塾・ネット・私学フェア・オープンキャンパス
より内容の濃い情報を求めて

── 受験情報はどこで集められたのですか。

 まずは塾でどんな学校に決めたかを聞いて、あとはネット。それと、大阪で大きな中学受験イベントが開かれてたので、それに参加して実際の現場の先生に話を聞きました。

 あの私学イベントは非常に助かりますね。ひとつに絞るのに悩んでいる時期に開いてくれるから、印象がわかりやすい。塾からも行くように勧められましたよ。それと、制服展示もいい。ただ、値段が書いてないのが気にかかるけど。

 値段表示は欲しいですね。男女問わず成長期だから、絶対に中学在学途中に作り直すだろうし、その分のお金を入学前に覚悟する意味でも教えてほしい。

 京都の同じようなイベントに去年行ったけど、制服展示がなかったと思う。参加してる学校の数も少なかったし。大阪くらいの規模でやって欲しい。まあ、オープンキャンパスでいろいろ見てきたけど。

 オープンキャンパスって、どんな服装で行けばいいのかわからなくて、ちゃんとした格好で行かせたら、泥んこで帰ってきた(笑)。

 え? クラブ体験があるとか、参加時のパンフレットか何かに書いてなかったの?

 書いてあったの。でも、あっちで着替えるのかなと思ってて、着替えとして持たせたら、そんな時間なくて、そのまま参加したみたい。

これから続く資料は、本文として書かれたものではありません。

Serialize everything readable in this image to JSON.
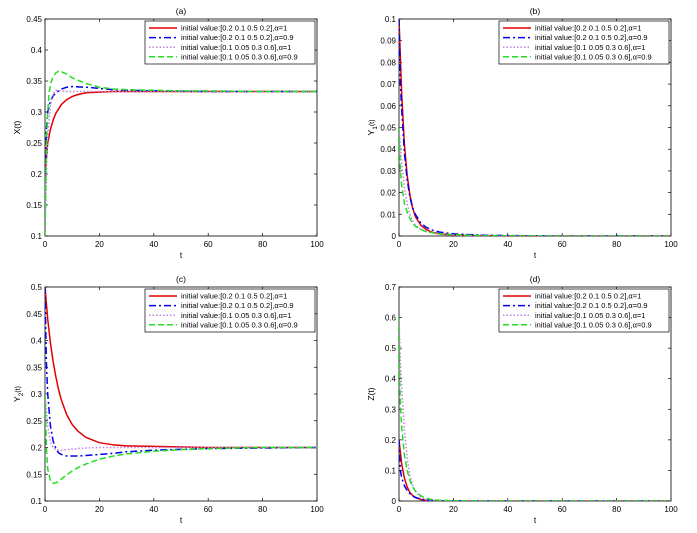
{
  "chart_data": [
    {
      "type": "line",
      "title": "(a)",
      "xlabel": "t",
      "ylabel": "X(t)",
      "ylabel_sub": "",
      "xlim": [
        0,
        100
      ],
      "ylim": [
        0.1,
        0.45
      ],
      "xticks": [
        0,
        20,
        40,
        60,
        80,
        100
      ],
      "yticks": [
        0.1,
        0.15,
        0.2,
        0.25,
        0.3,
        0.35,
        0.4,
        0.45
      ],
      "grid": false,
      "legend_position": "top-right",
      "series": [
        {
          "name": "initial value:[0.2 0.1 0.5 0.2],α=1",
          "color": "#e00000",
          "dash": "solid",
          "x": [
            0,
            1,
            2,
            3,
            4,
            6,
            8,
            10,
            12,
            15,
            20,
            25,
            30,
            40,
            60,
            80,
            100
          ],
          "y": [
            0.2,
            0.25,
            0.272,
            0.287,
            0.298,
            0.312,
            0.32,
            0.325,
            0.328,
            0.331,
            0.332,
            0.333,
            0.333,
            0.333,
            0.333,
            0.333,
            0.333
          ]
        },
        {
          "name": "initial value:[0.2 0.1 0.5 0.2],α=0.9",
          "color": "#0000ee",
          "dash": "dashdot",
          "x": [
            0,
            0.5,
            1,
            2,
            3,
            4,
            6,
            8,
            10,
            15,
            20,
            25,
            30,
            40,
            60,
            80,
            100
          ],
          "y": [
            0.2,
            0.27,
            0.3,
            0.318,
            0.326,
            0.331,
            0.337,
            0.34,
            0.341,
            0.34,
            0.338,
            0.336,
            0.335,
            0.334,
            0.333,
            0.333,
            0.333
          ]
        },
        {
          "name": "initial value:[0.1 0.05 0.3 0.6],α=1",
          "color": "#c080e0",
          "dash": "dotted",
          "x": [
            0,
            0.5,
            1,
            2,
            3,
            4,
            6,
            8,
            10,
            15,
            20,
            30,
            40,
            60,
            80,
            100
          ],
          "y": [
            0.1,
            0.2,
            0.26,
            0.31,
            0.33,
            0.335,
            0.334,
            0.333,
            0.333,
            0.333,
            0.333,
            0.333,
            0.333,
            0.333,
            0.333,
            0.333
          ]
        },
        {
          "name": "initial value:[0.1 0.05 0.3 0.6],α=0.9",
          "color": "#22dd22",
          "dash": "dashed",
          "x": [
            0,
            0.5,
            1,
            1.5,
            2,
            3,
            4,
            5,
            6,
            8,
            10,
            15,
            20,
            25,
            30,
            40,
            50,
            60,
            80,
            100
          ],
          "y": [
            0.1,
            0.25,
            0.3,
            0.33,
            0.345,
            0.357,
            0.363,
            0.366,
            0.365,
            0.361,
            0.355,
            0.346,
            0.34,
            0.337,
            0.336,
            0.335,
            0.334,
            0.334,
            0.333,
            0.333
          ]
        }
      ]
    },
    {
      "type": "line",
      "title": "(b)",
      "xlabel": "t",
      "ylabel": "Y",
      "ylabel_sub": "1",
      "ylabel_tail": "(t)",
      "xlim": [
        0,
        100
      ],
      "ylim": [
        0,
        0.1
      ],
      "xticks": [
        0,
        20,
        40,
        60,
        80,
        100
      ],
      "yticks": [
        0,
        0.01,
        0.02,
        0.03,
        0.04,
        0.05,
        0.06,
        0.07,
        0.08,
        0.09,
        0.1
      ],
      "grid": false,
      "legend_position": "top-right",
      "series": [
        {
          "name": "initial value:[0.2 0.1 0.5 0.2],α=1",
          "color": "#e00000",
          "dash": "solid",
          "x": [
            0,
            1,
            2,
            3,
            4,
            5,
            6,
            8,
            10,
            12,
            15,
            20,
            30,
            40,
            60,
            80,
            100
          ],
          "y": [
            0.1,
            0.065,
            0.042,
            0.028,
            0.019,
            0.013,
            0.009,
            0.005,
            0.003,
            0.0018,
            0.001,
            0.0005,
            0.0002,
            0.0001,
            0,
            0,
            0
          ]
        },
        {
          "name": "initial value:[0.2 0.1 0.5 0.2],α=0.9",
          "color": "#0000ee",
          "dash": "dashdot",
          "x": [
            0,
            0.5,
            1,
            2,
            3,
            4,
            5,
            6,
            8,
            10,
            12,
            15,
            20,
            30,
            40,
            60,
            80,
            100
          ],
          "y": [
            0.1,
            0.07,
            0.058,
            0.038,
            0.026,
            0.018,
            0.013,
            0.01,
            0.006,
            0.004,
            0.0028,
            0.0018,
            0.001,
            0.0004,
            0.0002,
            0,
            0,
            0
          ]
        },
        {
          "name": "initial value:[0.1 0.05 0.3 0.6],α=1",
          "color": "#c080e0",
          "dash": "dotted",
          "x": [
            0,
            1,
            2,
            3,
            4,
            5,
            6,
            8,
            10,
            15,
            20,
            30,
            40,
            60,
            80,
            100
          ],
          "y": [
            0.05,
            0.033,
            0.022,
            0.015,
            0.01,
            0.007,
            0.005,
            0.003,
            0.002,
            0.0008,
            0.0004,
            0.0001,
            0,
            0,
            0,
            0
          ]
        },
        {
          "name": "initial value:[0.1 0.05 0.3 0.6],α=0.9",
          "color": "#22dd22",
          "dash": "dashed",
          "x": [
            0,
            0.5,
            1,
            2,
            3,
            4,
            5,
            6,
            8,
            10,
            15,
            20,
            30,
            40,
            60,
            80,
            100
          ],
          "y": [
            0.05,
            0.03,
            0.023,
            0.015,
            0.011,
            0.008,
            0.006,
            0.0045,
            0.003,
            0.002,
            0.001,
            0.0006,
            0.0002,
            0.0001,
            0,
            0,
            0
          ]
        }
      ]
    },
    {
      "type": "line",
      "title": "(c)",
      "xlabel": "t",
      "ylabel": "Y",
      "ylabel_sub": "2",
      "ylabel_tail": "(t)",
      "xlim": [
        0,
        100
      ],
      "ylim": [
        0.1,
        0.5
      ],
      "xticks": [
        0,
        20,
        40,
        60,
        80,
        100
      ],
      "yticks": [
        0.1,
        0.15,
        0.2,
        0.25,
        0.3,
        0.35,
        0.4,
        0.45,
        0.5
      ],
      "grid": false,
      "legend_position": "top-right",
      "series": [
        {
          "name": "initial value:[0.2 0.1 0.5 0.2],α=1",
          "color": "#e00000",
          "dash": "solid",
          "x": [
            0,
            1,
            2,
            3,
            4,
            5,
            6,
            8,
            10,
            12,
            15,
            20,
            25,
            30,
            40,
            60,
            80,
            100
          ],
          "y": [
            0.5,
            0.44,
            0.395,
            0.36,
            0.332,
            0.308,
            0.289,
            0.261,
            0.243,
            0.231,
            0.219,
            0.209,
            0.205,
            0.203,
            0.202,
            0.2,
            0.2,
            0.2
          ]
        },
        {
          "name": "initial value:[0.2 0.1 0.5 0.2],α=0.9",
          "color": "#0000ee",
          "dash": "dashdot",
          "x": [
            0,
            0.5,
            1,
            2,
            3,
            4,
            5,
            6,
            8,
            10,
            12,
            15,
            20,
            25,
            30,
            40,
            60,
            80,
            100
          ],
          "y": [
            0.5,
            0.36,
            0.3,
            0.24,
            0.212,
            0.198,
            0.19,
            0.187,
            0.184,
            0.184,
            0.184,
            0.185,
            0.187,
            0.189,
            0.192,
            0.195,
            0.198,
            0.199,
            0.2
          ]
        },
        {
          "name": "initial value:[0.1 0.05 0.3 0.6],α=1",
          "color": "#c080e0",
          "dash": "dotted",
          "x": [
            0,
            1,
            2,
            3,
            4,
            5,
            6,
            8,
            10,
            12,
            15,
            20,
            30,
            40,
            60,
            80,
            100
          ],
          "y": [
            0.3,
            0.24,
            0.21,
            0.2,
            0.196,
            0.195,
            0.195,
            0.196,
            0.197,
            0.198,
            0.199,
            0.2,
            0.2,
            0.2,
            0.2,
            0.2,
            0.2
          ]
        },
        {
          "name": "initial value:[0.1 0.05 0.3 0.6],α=0.9",
          "color": "#22dd22",
          "dash": "dashed",
          "x": [
            0,
            0.5,
            1,
            2,
            3,
            4,
            5,
            6,
            8,
            10,
            12,
            15,
            20,
            25,
            30,
            40,
            50,
            60,
            80,
            100
          ],
          "y": [
            0.3,
            0.2,
            0.16,
            0.138,
            0.133,
            0.134,
            0.137,
            0.141,
            0.149,
            0.156,
            0.162,
            0.169,
            0.178,
            0.184,
            0.188,
            0.193,
            0.196,
            0.198,
            0.2,
            0.2
          ]
        }
      ]
    },
    {
      "type": "line",
      "title": "(d)",
      "xlabel": "t",
      "ylabel": "Z(t)",
      "ylabel_sub": "",
      "xlim": [
        0,
        100
      ],
      "ylim": [
        0,
        0.7
      ],
      "xticks": [
        0,
        20,
        40,
        60,
        80,
        100
      ],
      "yticks": [
        0,
        0.1,
        0.2,
        0.3,
        0.4,
        0.5,
        0.6,
        0.7
      ],
      "grid": false,
      "legend_position": "top-right",
      "series": [
        {
          "name": "initial value:[0.2 0.1 0.5 0.2],α=1",
          "color": "#e00000",
          "dash": "solid",
          "x": [
            0,
            1,
            2,
            3,
            4,
            5,
            6,
            8,
            10,
            12,
            15,
            20,
            30,
            40,
            60,
            80,
            100
          ],
          "y": [
            0.2,
            0.12,
            0.075,
            0.046,
            0.028,
            0.018,
            0.011,
            0.005,
            0.002,
            0.001,
            0.0005,
            0.0002,
            0,
            0,
            0,
            0,
            0
          ]
        },
        {
          "name": "initial value:[0.2 0.1 0.5 0.2],α=0.9",
          "color": "#0000ee",
          "dash": "dashdot",
          "x": [
            0,
            0.5,
            1,
            2,
            3,
            4,
            5,
            6,
            8,
            10,
            12,
            15,
            20,
            30,
            40,
            60,
            80,
            100
          ],
          "y": [
            0.2,
            0.1,
            0.075,
            0.05,
            0.034,
            0.024,
            0.017,
            0.012,
            0.006,
            0.003,
            0.002,
            0.001,
            0.0004,
            0.0001,
            0,
            0,
            0,
            0
          ]
        },
        {
          "name": "initial value:[0.1 0.05 0.3 0.6],α=1",
          "color": "#c080e0",
          "dash": "dotted",
          "x": [
            0,
            0.5,
            1,
            2,
            3,
            4,
            5,
            6,
            8,
            10,
            12,
            15,
            20,
            30,
            40,
            60,
            80,
            100
          ],
          "y": [
            0.6,
            0.45,
            0.37,
            0.23,
            0.14,
            0.086,
            0.052,
            0.032,
            0.012,
            0.005,
            0.002,
            0.0008,
            0.0002,
            0,
            0,
            0,
            0,
            0
          ]
        },
        {
          "name": "initial value:[0.1 0.05 0.3 0.6],α=0.9",
          "color": "#22dd22",
          "dash": "dashed",
          "x": [
            0,
            0.3,
            0.6,
            1,
            2,
            3,
            4,
            5,
            6,
            8,
            10,
            12,
            15,
            20,
            30,
            40,
            60,
            80,
            100
          ],
          "y": [
            0.6,
            0.38,
            0.3,
            0.24,
            0.15,
            0.1,
            0.068,
            0.047,
            0.033,
            0.017,
            0.009,
            0.005,
            0.0025,
            0.001,
            0.0002,
            0,
            0,
            0,
            0
          ]
        }
      ]
    }
  ]
}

 そういう細かい情報って、どこにも載ってないよね。あちら(私学側)は毎年恒例の行事だろうけど、保護者にとっては一生に一度か二度でしょ。細部までせめてHPには載せて欲しいな。

── 最後になりますが、今後の私学への希望を一言ずつ聞かせてください。

 助成金カットとか、公立を重視とか政府から言われてるだろうけど、そんなことに負けずに、今まで通りの子どもを中心とした学校運営を続けて欲しいですね。

 学費が高いのは仕方ないことだと思ってます。でも、過度な装飾のロビーとか吹き抜けのテラスとか、別に必要ないと思うような校舎造りは再考していただきたい。保護者たちも厳しい中から学費を捻出しているのであって、勝手にお金が湧き出る泉を持っているわけじゃないのだから。

 6年一貫制に限らず、コース編成では、最終的に何ができるのかをはっきりさせて欲しいですね。どのコースで学ぶと、最終的にどんな職業に就きやすいかを、オープンキャンパスに参加した小学生にも理解できるよう、丁寧な対応を望みます。

 最近多いようですが、安易に共学化はしないでいただきたいですね。同じ学校には異性がいなくても、同じ学区にはいるのだから、女子校は女子校、男子校は男子校の良い部分を引き伸ばしてもらうほうがいいと思います。

 今後公立の6年一貫校も増えてくるのでしょうが、それに負けないようにするのではなく、私学としての個性を残した授業をしてほしいですね。

 我が家は双子なんですが、兄弟での同時入学への助成制度が整っていけばいいなと思います。なかなかないんですよね。

 スクールバスの充実をお願いしたいですね。特に京都市から北方面では、公共交通機関がいきなり不便になるので…。

── 皆さんのご意見を塾ジャーナルで反映させていただきます。本日はありがとうございました。